Microsoft Corp. last week announced plans for a technology called TrustBridge, which it said will help businesses securely share customer identity information.
Scheduled for release next year, the technology is roughly analogous to the companys .Net Passport service, which stores consumer identity data and enables single sign-on across multiple Web sites. Microsoft said TrustBridge will allow businesses to securely authenticate and share user identities across business and security boundaries.

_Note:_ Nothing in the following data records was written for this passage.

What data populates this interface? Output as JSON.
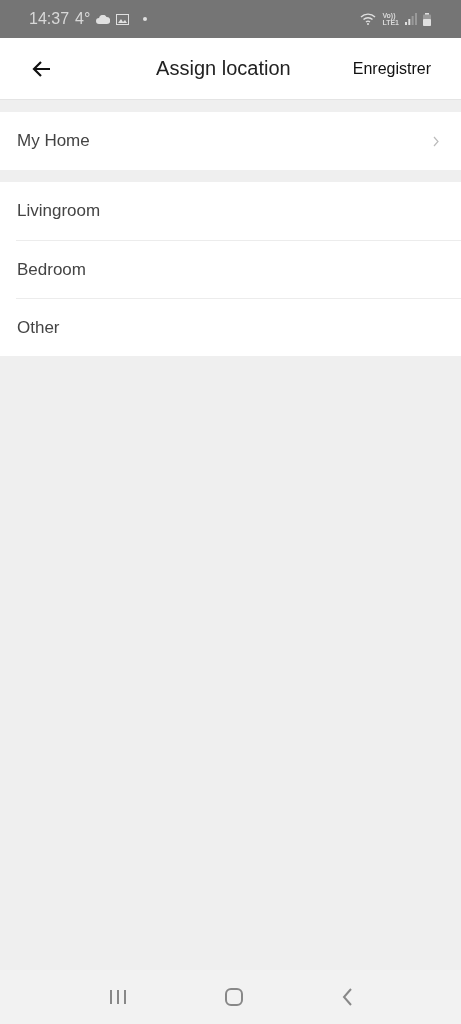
{
  "status_bar": {
    "time": "14:37",
    "temperature": "4°",
    "network_top": "Vo))",
    "network_bottom": "LTE1"
  },
  "header": {
    "title": "Assign location",
    "action": "Enregistrer"
  },
  "home": {
    "label": "My Home"
  },
  "rooms": [
    {
      "label": "Livingroom"
    },
    {
      "label": "Bedroom"
    },
    {
      "label": "Other"
    }
  ]
}
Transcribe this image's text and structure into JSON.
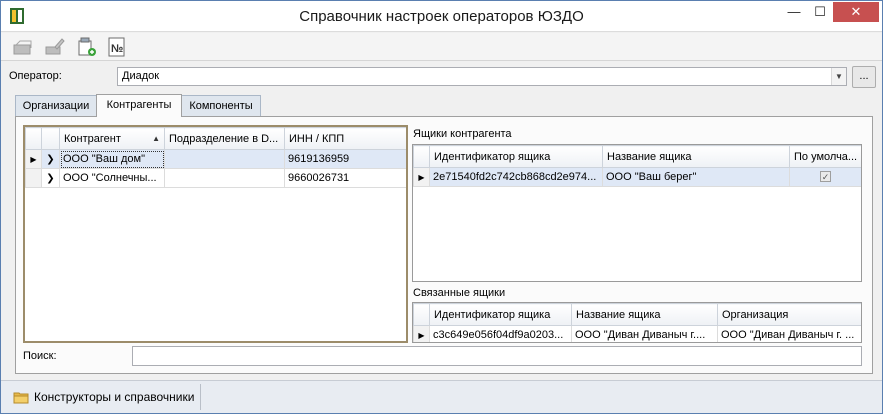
{
  "window": {
    "title": "Справочник настроек операторов ЮЗДО",
    "minimize_glyph": "—",
    "maximize_glyph": "☐",
    "close_glyph": "✕"
  },
  "toolbar": {
    "buttons": [
      {
        "name": "toolbar-open-icon",
        "enabled": false
      },
      {
        "name": "toolbar-edit-icon",
        "enabled": false
      },
      {
        "name": "toolbar-add-icon",
        "enabled": true
      },
      {
        "name": "toolbar-number-icon",
        "enabled": true
      }
    ]
  },
  "operator": {
    "label": "Оператор:",
    "value": "Диадок",
    "ellipsis": "..."
  },
  "tabs": [
    {
      "label": "Организации",
      "active": false
    },
    {
      "label": "Контрагенты",
      "active": true
    },
    {
      "label": "Компоненты",
      "active": false
    }
  ],
  "contractors": {
    "columns": [
      "Контрагент",
      "Подразделение в D...",
      "ИНН / КПП"
    ],
    "sort_column": "Контрагент",
    "rows": [
      {
        "name": "ООО \"Ваш дом\"",
        "division": "",
        "inn": "9619136959"
      },
      {
        "name": "ООО \"Солнечны...",
        "division": "",
        "inn": "9660026731"
      }
    ]
  },
  "boxes": {
    "title": "Ящики контрагента",
    "columns": [
      "Идентификатор ящика",
      "Название ящика",
      "По умолча..."
    ],
    "rows": [
      {
        "id": "2e71540fd2c742cb868cd2e974...",
        "name": "ООО \"Ваш берег\"",
        "default": true
      }
    ]
  },
  "linked_boxes": {
    "title": "Связанные ящики",
    "columns": [
      "Идентификатор ящика",
      "Название ящика",
      "Организация"
    ],
    "rows": [
      {
        "id": "c3c649e056f04df9a0203...",
        "name": "ООО \"Диван Диваныч г....",
        "org": "ООО \"Диван Диваныч г. ..."
      }
    ]
  },
  "search": {
    "label": "Поиск:",
    "value": ""
  },
  "statusbar": {
    "item_label": "Конструкторы и справочники"
  },
  "colors": {
    "accent": "#5a7fb0",
    "selection": "#dfe8f6",
    "close_button": "#c75050"
  }
}
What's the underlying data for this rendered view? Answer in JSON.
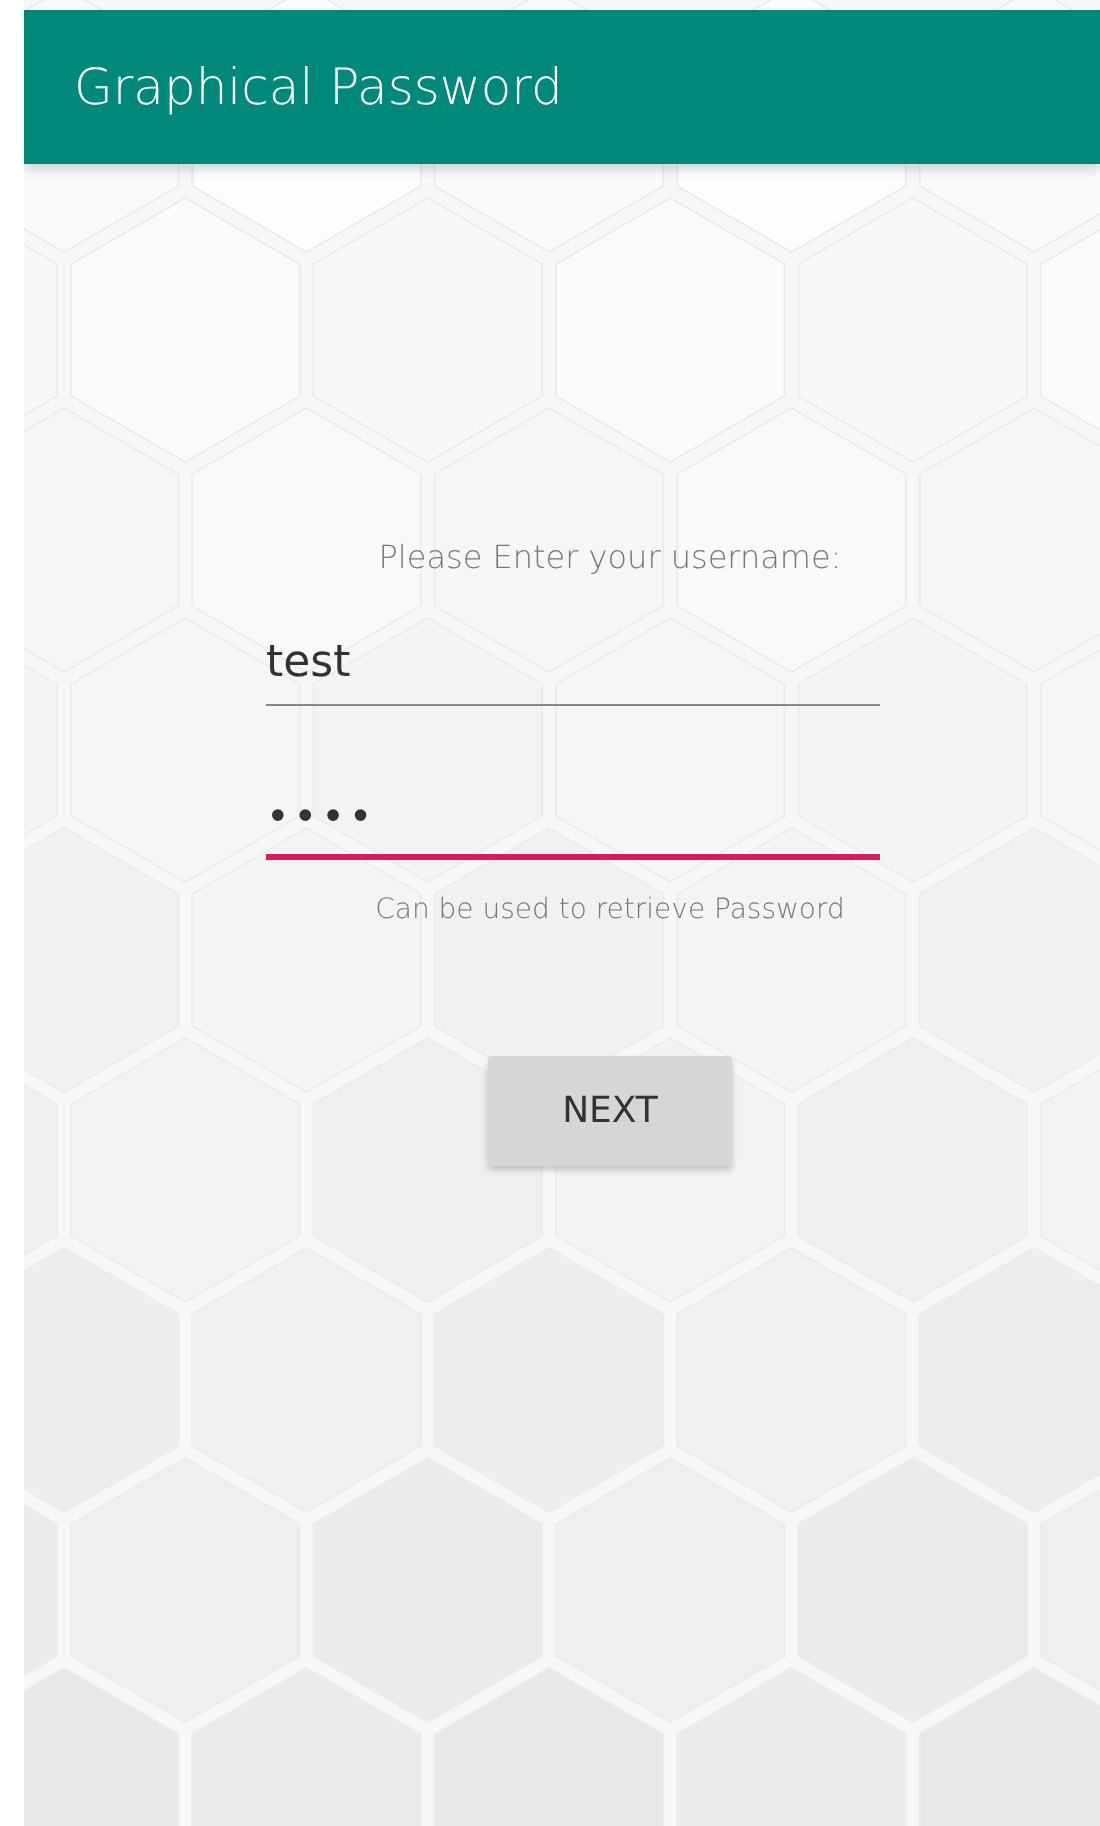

TrustBridge will run on Unix platforms as well as Windows and will support the use of Kerberos 5.0, a widely deployed authentication technology.
“We see the world evolving beyond the four walls of the enterprise, particularly with things like outsourcing going on,” said Adam Sohn, product manager for the .Net strategy group, in Redmond, Wash. “Maintaining security under these kinds of circumstances requires twice as much overhead. So it would be much more efficient if we could accept the identity generated by somebodys employer. We need to get to a world where identity can flow between organizations.”
The announcement marks a shift in direction for Microsoft, which until now has focused its Web services efforts solely on its Windows platform. By adding interoperability and federation, the company seems to be making an overture to the Sun Microsystems Inc.-led Liberty Alliance, which is also working on a Web-based identity specification.
Sun and other members of the Liberty Alliance have been critical of Microsofts plans to restrict the use of .Net Passport to Windows. Although TrustBridge will be linked to Active Directory, Microsoft officials said companies will be able to deploy it to share identities with other organizations on any operating system that supports Kerberos 5.0.
Microsoft will add support in several of its upcoming products for the new Web Services-Security family of protocols it developed with IBM and VeriSign Inc. Among those products due to include such support are .Net Passport, which will add support for Kerberos and WS-Security next year, and Visual Studio .Net.